By comparing different scenarios, the investigators found that observing more patient attributes allowed clinicians to improve their predictions of treatment outcomes, enabling them to choose the most beneficial treatment courses for each individual patient. The framework suggests that, as long as measures of race have some predictive power, outcomes for patients of all races are optimized when patient race is considered.
Even when considering preventive measures, aimed at addressing how systemic factors such as structural racism affect disease risk, their analysis still highlighted the advantages of using measures of race for prediction at the time of a clinical encounter.
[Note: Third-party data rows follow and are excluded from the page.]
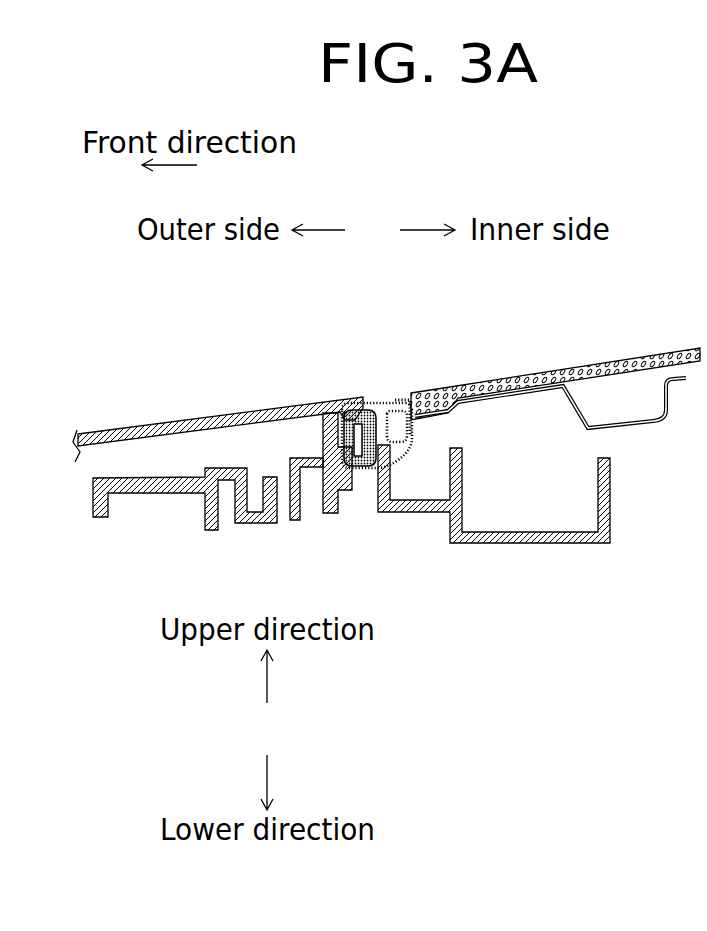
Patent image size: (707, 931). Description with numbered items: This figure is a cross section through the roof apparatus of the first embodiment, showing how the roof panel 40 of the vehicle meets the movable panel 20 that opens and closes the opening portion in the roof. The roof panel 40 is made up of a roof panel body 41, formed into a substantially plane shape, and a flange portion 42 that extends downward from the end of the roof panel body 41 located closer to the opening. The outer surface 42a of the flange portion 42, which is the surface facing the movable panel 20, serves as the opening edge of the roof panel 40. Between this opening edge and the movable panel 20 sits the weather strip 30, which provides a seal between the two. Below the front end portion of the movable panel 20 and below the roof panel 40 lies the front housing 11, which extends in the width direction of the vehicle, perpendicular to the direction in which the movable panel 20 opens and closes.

The front housing 11 is at (421, 515).
The movable panel 20 is at (497, 382).
The weather strip 30 is at (368, 360).
The roof panel 40 is at (176, 393).
The roof panel body 41 is at (213, 418).
The flange portion 42 is at (323, 421).
The outer surface of the flange portion 42a is at (391, 467).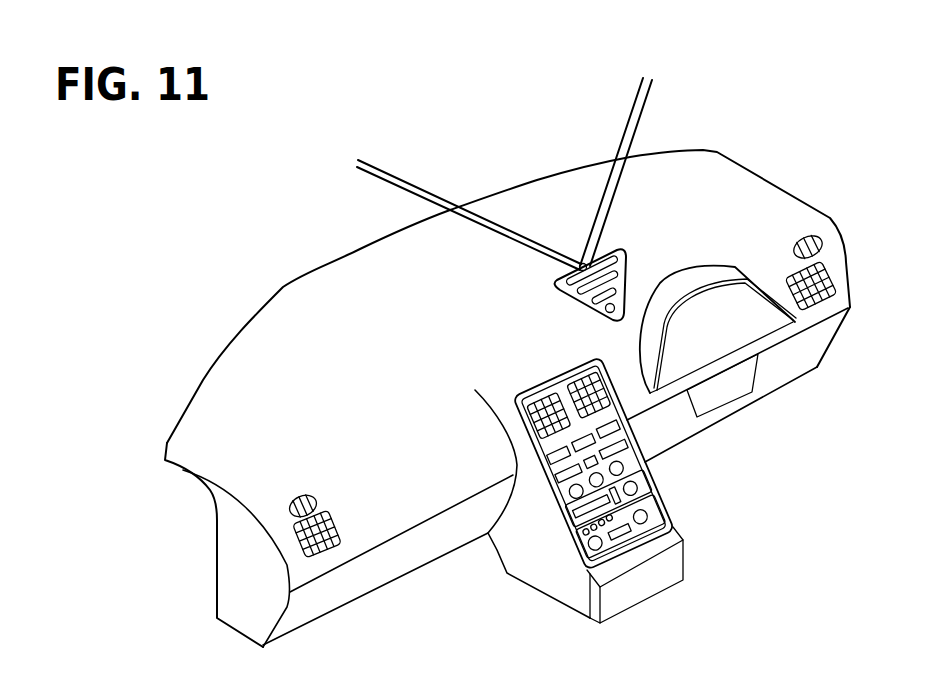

Findings show that if better measures, such as measures of exposures to structural racism or ancestry or more accurate biomarkers that reflect these life course processes, become available, they replace measures of patient race, if race measures no longer hold predictive power when these additional predictors are included. Overall, it is important to weigh the potential benefits of using race against the potential costs identified by those in favor of excluding race.
Venkataramani and his colleagues point out that it is important to clarify and strive for achieving multiple clinical and population goals; closing the racial health gap and achieving better individual patient outcomes need not be mutually exclusive.
Evolving considerations of how to use race in clinical decision making will require the establishment of clearer policy goals. For example, the U.S. Department of Health and Human Services has recently undertaken efforts to revise Section 1557 of the Affordable Care Act which prohibits discrimination in health care on the basis of race, color, national origin, sex, age, or disability. These efforts include a new proposal that focuses on discrimination and clinical algorithms. Because models that include race can notably impact disparities in treatment or health outcomes, regulators must offer clearer definitions and guidelines to guide clinical decision making.
Ultimately, by conducting this research, Venkataramani and colleagues provide a useful framework to inform current debates regarding the use of race in clinical decision making. While the conversation evolves, their work provides evidence that using measures of race has the potential to benefit all patients across racial groups, and offers a nuanced lens to inform the conversation.
The study, “Using Measures of Race to Make Clinical Predictions: Decision Making, Patient Health, and Fairness” was published in the Proceedings of the National Academy of Sciences on August 22, 2023. The authors are Charles F. Manski, John Mullahy, and Atheendar S. Venkataramani.